Rosa Bernal, an assistant manager at Fresh and Fresh, said the store stayed open to serve its diverse customer base, which includes both immigrants and non-immigrants. The store sells Hispanic and Asian groceries and recently has started adding Middle Eastern fare.
Some employees, however, did not come to work. “We respect their decision,” Bernal said.
Bernal said some customers Thursday were happy the store stayed open so they could buy things they needed. Others questioned the decision, asking employees if they supported President Trump. Bernal said employees didn’t respond to those inquiries because they didn’t feel they had to justify their decision to stay open.

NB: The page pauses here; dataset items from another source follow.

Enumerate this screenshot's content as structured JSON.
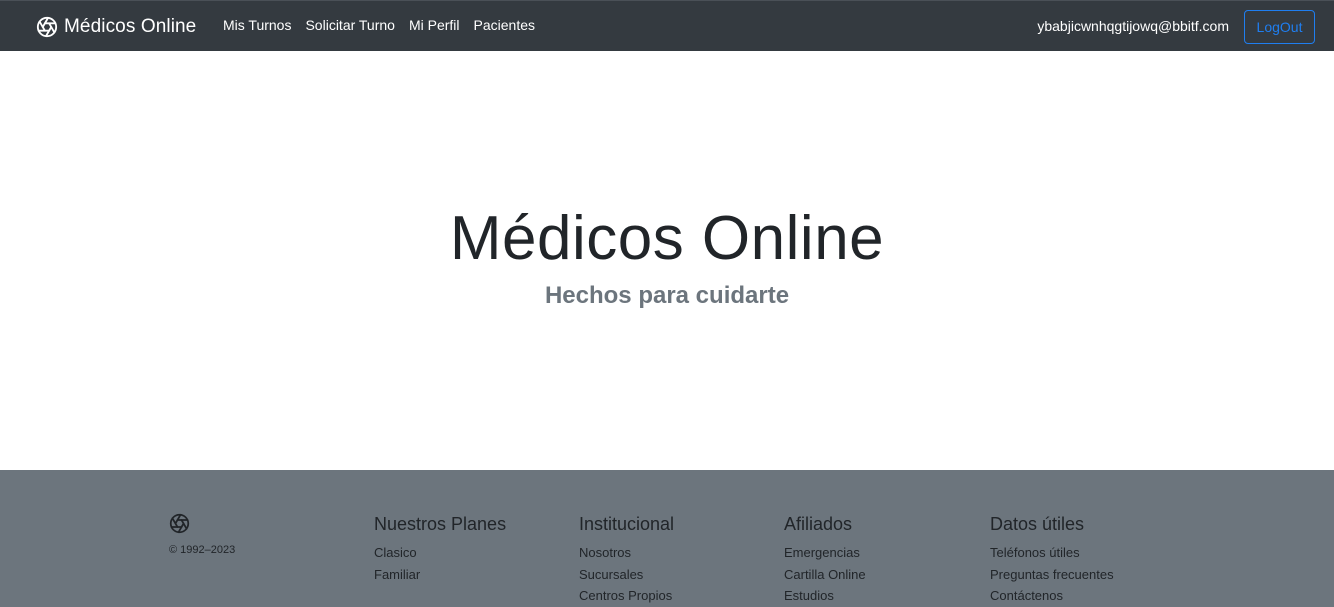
{
  "navbar": {
    "brand": "Médicos Online",
    "links": [
      "Mis Turnos",
      "Solicitar Turno",
      "Mi Perfil",
      "Pacientes"
    ],
    "user_email": "ybabjicwnhqgtijowq@bbitf.com",
    "logout_label": "LogOut",
    "brand_icon": "aperture-icon"
  },
  "hero": {
    "title": "Médicos Online",
    "subtitle": "Hechos para cuidarte"
  },
  "footer": {
    "logo_icon": "aperture-icon",
    "copyright": "© 1992–2023",
    "columns": [
      {
        "title": "Nuestros Planes",
        "links": [
          "Clasico",
          "Familiar"
        ]
      },
      {
        "title": "Institucional",
        "links": [
          "Nosotros",
          "Sucursales",
          "Centros Propios"
        ]
      },
      {
        "title": "Afiliados",
        "links": [
          "Emergencias",
          "Cartilla Online",
          "Estudios"
        ]
      },
      {
        "title": "Datos útiles",
        "links": [
          "Teléfonos útiles",
          "Preguntas frecuentes",
          "Contáctenos"
        ]
      }
    ]
  },
  "colors": {
    "navbar_bg": "#343a40",
    "footer_bg": "#6c757d",
    "accent": "#1f7ef0",
    "subtitle": "#6c757d"
  }
}
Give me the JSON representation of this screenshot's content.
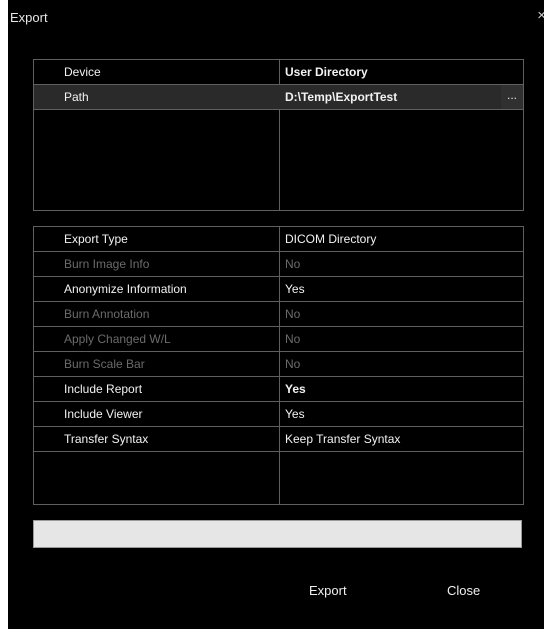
{
  "window": {
    "title": "Export",
    "close_glyph": "×"
  },
  "device_table": {
    "rows": [
      {
        "label": "Device",
        "value": "User Directory",
        "enabled": true,
        "bold": true
      },
      {
        "label": "Path",
        "value": "D:\\Temp\\ExportTest",
        "enabled": true,
        "bold": true,
        "selected": true,
        "browse_label": "..."
      }
    ]
  },
  "options_table": {
    "rows": [
      {
        "label": "Export Type",
        "value": "DICOM Directory",
        "enabled": true
      },
      {
        "label": "Burn Image Info",
        "value": "No",
        "enabled": false
      },
      {
        "label": "Anonymize Information",
        "value": "Yes",
        "enabled": true
      },
      {
        "label": "Burn Annotation",
        "value": "No",
        "enabled": false
      },
      {
        "label": "Apply Changed W/L",
        "value": "No",
        "enabled": false
      },
      {
        "label": "Burn Scale Bar",
        "value": "No",
        "enabled": false
      },
      {
        "label": "Include Report",
        "value": "Yes",
        "enabled": true,
        "value_bold": true
      },
      {
        "label": "Include Viewer",
        "value": "Yes",
        "enabled": true
      },
      {
        "label": "Transfer Syntax",
        "value": "Keep Transfer Syntax",
        "enabled": true
      }
    ]
  },
  "progress": {
    "fraction": 0
  },
  "buttons": {
    "export_label": "Export",
    "close_label": "Close"
  },
  "colors": {
    "background": "#000000",
    "grid_line": "#5f5f5f",
    "text_enabled": "#f2f2f2",
    "text_disabled": "#6b6b6b",
    "selected_row": "#2a2a2a",
    "progress_track": "#e6e6e6"
  }
}
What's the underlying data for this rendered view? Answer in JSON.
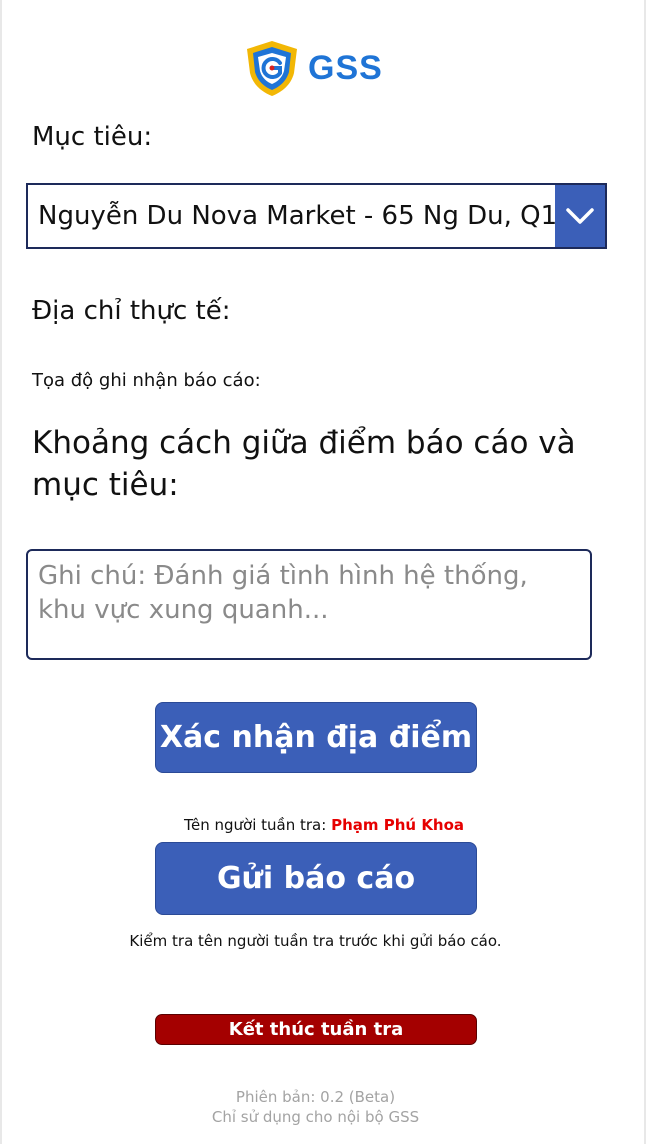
{
  "brand": {
    "name": "GSS",
    "logo_icon": "shield-g-icon",
    "colors": {
      "blue": "#1f74d6",
      "gold": "#f2b705"
    }
  },
  "form": {
    "target_label": "Mục tiêu:",
    "target_selected": "Nguyễn Du Nova Market - 65 Ng Du, Q1",
    "dropdown_icon": "chevron-down-icon",
    "actual_address_label": "Địa chỉ thực tế:",
    "report_coords_label": "Tọa độ ghi nhận báo cáo:",
    "distance_label": "Khoảng cách giữa điểm báo cáo và mục tiêu:",
    "notes_placeholder": "Ghi chú: Đánh giá tình hình hệ thống, khu vực xung quanh..."
  },
  "actions": {
    "confirm_location": "Xác nhận địa điểm",
    "patroller_label": "Tên người tuần tra:",
    "patroller_name": "Phạm Phú Khoa",
    "send_report": "Gửi báo cáo",
    "send_hint": "Kiểm tra tên người tuần tra trước khi gửi báo cáo.",
    "end_patrol": "Kết thúc tuần tra"
  },
  "footer": {
    "version": "Phiên bản: 0.2 (Beta)",
    "internal_note": "Chỉ sử dụng cho nội bộ GSS"
  },
  "colors": {
    "primary_button": "#3b5fb8",
    "danger_button": "#a40000",
    "patroller_name": "#e60000",
    "border": "#1d2a5a"
  }
}
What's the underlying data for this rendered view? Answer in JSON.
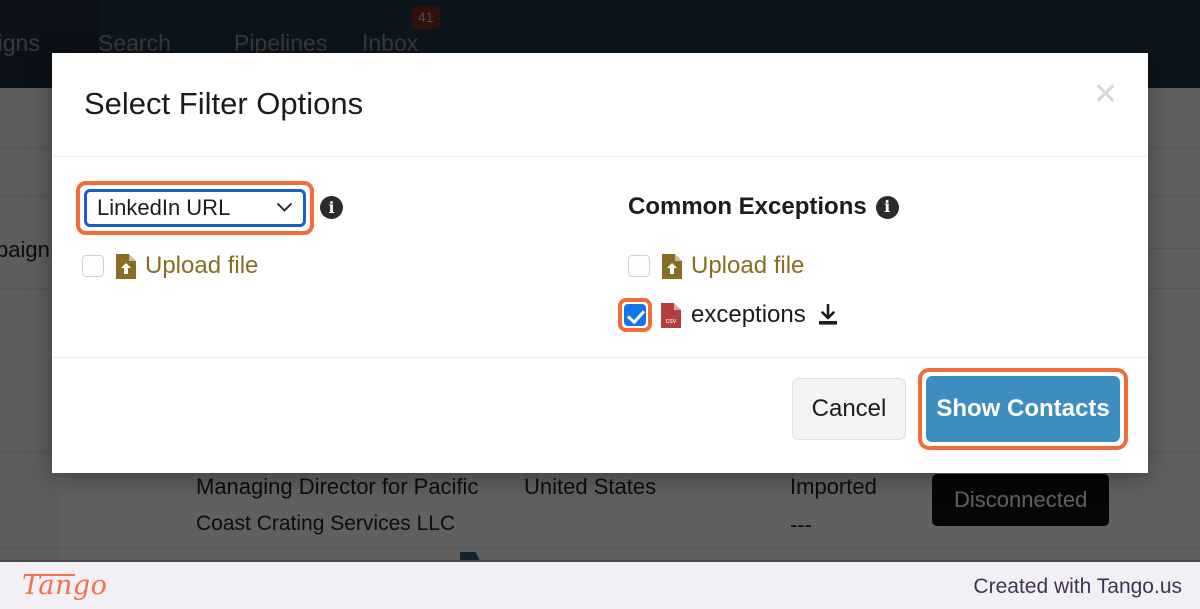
{
  "navbar": {
    "items": [
      {
        "label": "paigns",
        "name": "nav-item-campaigns"
      },
      {
        "label": "Search",
        "name": "nav-item-search"
      },
      {
        "label": "Pipelines",
        "name": "nav-item-pipelines"
      },
      {
        "label": "Inbox",
        "name": "nav-item-inbox"
      }
    ],
    "inbox_badge": "41",
    "bg_color": "#24394b",
    "badge_color": "#7e2a24"
  },
  "background": {
    "sidebar_label": "paign",
    "table": {
      "title_line1": "Managing Director for Pacific",
      "title_line2": "Coast Crating Services LLC",
      "country": "United States",
      "source": "Imported",
      "source_sub": "---",
      "status_badge": "Disconnected"
    }
  },
  "modal": {
    "title": "Select Filter Options",
    "close_label": "✕",
    "left": {
      "select": {
        "value": "LinkedIn URL",
        "options": [
          "LinkedIn URL"
        ],
        "highlight_color": "#f26c37",
        "focus_color": "#1a5fd0"
      },
      "info_icon_label": "i",
      "upload_row": {
        "label": "Upload file",
        "checked": false,
        "label_color": "#8a6d24"
      }
    },
    "right": {
      "heading": "Common Exceptions",
      "info_icon_label": "i",
      "upload_row": {
        "label": "Upload file",
        "checked": false,
        "label_color": "#8a6d24"
      },
      "exceptions_row": {
        "label": "exceptions",
        "file_type": "CSV",
        "checked": true,
        "highlight_color": "#f26c37"
      }
    },
    "footer": {
      "cancel_label": "Cancel",
      "primary_label": "Show Contacts",
      "primary_color": "#3d8dbe",
      "primary_highlight": "#f26c37"
    }
  },
  "tango_footer": {
    "logo": "Tango",
    "credit": "Created with Tango.us"
  }
}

A native of Mexico who came to the U.S. when she was two, Bernal came to work Thursday so she could train a new worker. “I take my responsibility seriously,” the 19-year-old said.
President Trump began drawing fierce criticism during his campaign for his views on immigration and refugees. His three executive orders issued in late January heightened opposition. The orders include plans to build a wall at the border with Mexico, cap the number of refugees, and temporarily bar citizens of seven majority-Muslim countries from entering the U.S.
Across the street from Fresh and Fresh, Newroz Market also stayed open Thursday. The Middle Eastern business houses a grocery, eatery and computer repair shop called Media-tech. Owner Mehdi Misto met the day with a shrug, saying both sides just want to “make noise.” None of his employees were interested in the protest either, he said.
Misto, a Kurdish native of Iraq who has lived in Turkey and Canada, said he understood why some wanted to protest and he let one of his children go to school late with friends from Mexico. But he believes the controversy will fade and America will continue to welcome immigrants. “The U.S. without immigrants is no country,” he said.
A Muslim, Misto said he doesn’t want hard-line Muslims allowed into the country and thinks immigrants should enter the country legally. But he’s unhappy with President Trump’s approach.
“He has a strange personality,” Misto said. “He always wants to prove he’s right and he reacts to every small thing. The way he’s doing it, he’s making more enemies than friends.”
Down the road, two Hispanic bakeries were closed for the day. La Espiga had a sign on its door in Spanish saying it was closed “in honor of all immigrants.” La Dorada had signs on its door in both Spanish and English about standing united.